Se avaliarmos desde Fernando Collor de Mello, o período em que o país manteve suas contas públicas mais equilibradas foi o de Lula, seguido por Itamar Franco, Dilma, FHC e, por último, Collor.

Esse ranking é confirmado tanto pelos dados que o governo anuncia quanto pelos números que neutralizam a prática conhecida como “contabilidade criativa” – o uso de medidas não convencionais para inflar o registro das receitas e reduzir o das despesas.

Em 2013, o governo federal e o Banco Central reservaram R$ 75 bilhões de suas receitas (inclusive as extraordinárias) para pagar juros, o que equivale a 1,6% do PIB (produto interno bruto). Na média dos três anos de Dilma, a proporção ficou em 1,9% do PIB.

Nos oito anos de Lula, a média foi de em 2,2% (sendo 2,4% no primeiro mandato e 2% no segundo). No período FHC, foi de 1,1% (0,3% no primeiro e 1,9% no segundo). Com Itamar, a proporção ficou em 2%, e com Collor, 1%.

superavit primario por presidente 1

Deve-se notar, porém, que, desde 1999, quando foram criadas as metas, o superavit primário vinha caminhando bem, sempre em torno de 2%, 3% ou mais, o que possibilitou diminuição da dívida como proporção do PIB. No governo Dilma, no entanto, o superávit primário recuou para menos de 2% do PIB, o que não ocorria desde 1998.

supravit primario historico

‘Contabilidade criativa’

Nos últimos anos, o governo tem sido criticado por antecipar receitas para aumentar o superávit primário. Por exemplo, as estatais iriam pagar dividendos ao Tesouro em 2013, mas o governo decidiu que elas antecipassem o pagamento para dezembro do ano anterior, de modo que as contas ficassem equilibradas nas planilhas de 2012.

Além disso, não entram na conta os gastos do governo com empréstimos subsidiados, observa o economista Felipe Salto, da Tendências Consultoria Integrada. “É por meio da contabilização das receitas [antecipadas de dividendos] e da não contabilização dos subsídios das operações do BNDES, por exemplo, que o Tesouro fabricou os montantes elevados de dividendos nos últimos anos”, afirma (leia entrevista mais abaixo).
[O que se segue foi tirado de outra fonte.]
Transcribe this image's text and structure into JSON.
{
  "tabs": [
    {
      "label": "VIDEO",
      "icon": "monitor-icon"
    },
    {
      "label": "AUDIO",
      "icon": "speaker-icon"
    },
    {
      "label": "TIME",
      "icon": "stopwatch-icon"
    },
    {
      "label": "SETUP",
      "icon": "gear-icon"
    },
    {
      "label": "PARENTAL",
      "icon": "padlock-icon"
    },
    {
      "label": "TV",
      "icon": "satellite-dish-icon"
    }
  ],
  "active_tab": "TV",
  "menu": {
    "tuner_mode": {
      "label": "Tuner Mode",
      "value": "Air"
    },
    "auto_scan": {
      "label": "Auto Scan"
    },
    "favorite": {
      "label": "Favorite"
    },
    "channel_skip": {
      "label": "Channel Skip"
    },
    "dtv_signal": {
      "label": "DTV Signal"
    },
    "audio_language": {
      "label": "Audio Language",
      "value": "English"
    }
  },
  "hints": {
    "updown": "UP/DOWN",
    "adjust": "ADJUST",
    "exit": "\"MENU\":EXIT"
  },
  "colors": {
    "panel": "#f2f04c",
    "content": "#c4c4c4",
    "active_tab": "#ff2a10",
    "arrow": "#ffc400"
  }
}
Desse modo, ele calcula o Primário Efetivo Tendências (PET), série de dados que mostra qual seria o superávit primário do setor público se o governo não antecipasse dividendos nem deixasse de contabilizar os empréstimos subsidiados.

O PET desconta, ainda, a receita de R$ 32 bilhões que o Tesouro teve com a Petrobras em 2010. Naquele ano, a estatal pagou R$ 75 bilhões ao governo, que, em contrapartida, colocou R$ 43 bilhões na companhia para manter-se como sócio majoritário após a capitalização da petrolífera.

pet

Pela série PET, o superávit primário médio do setor público durante o governo Dilma cai de 2,5% para 2,1% do PIB. Já no período Lula, desce de 3,2% para 3%. Esses dados se referem às contas da União, Estados, municípios e estatais. O PET não tem uma série apenas para o governo federal.

Outra crítica à política atual se refere ao uso de receitas extraordinárias para fazer superávit primário, como as concessões de infraestrutura, os leilões do pré-sal e o Refis, programa que deu desconto para as empresas quitarem antecipadamente suas dívidas com a União.

A analista de finanças públicas Vilma da Conceição Pinto, da Fundação Getulio Vargas, calculou o esforço fiscal do setor público, ou seja, quanto foi reservado dos impostos para pagar juros. Como Salto, da Tendências, ela descontou as antecipações de dividendos e o pagamento da Petrobras. A diferença é que ela retirou, também, as receitas extraordinárias com concessões, outorgas e Refis, conforme o gráfico abaixo.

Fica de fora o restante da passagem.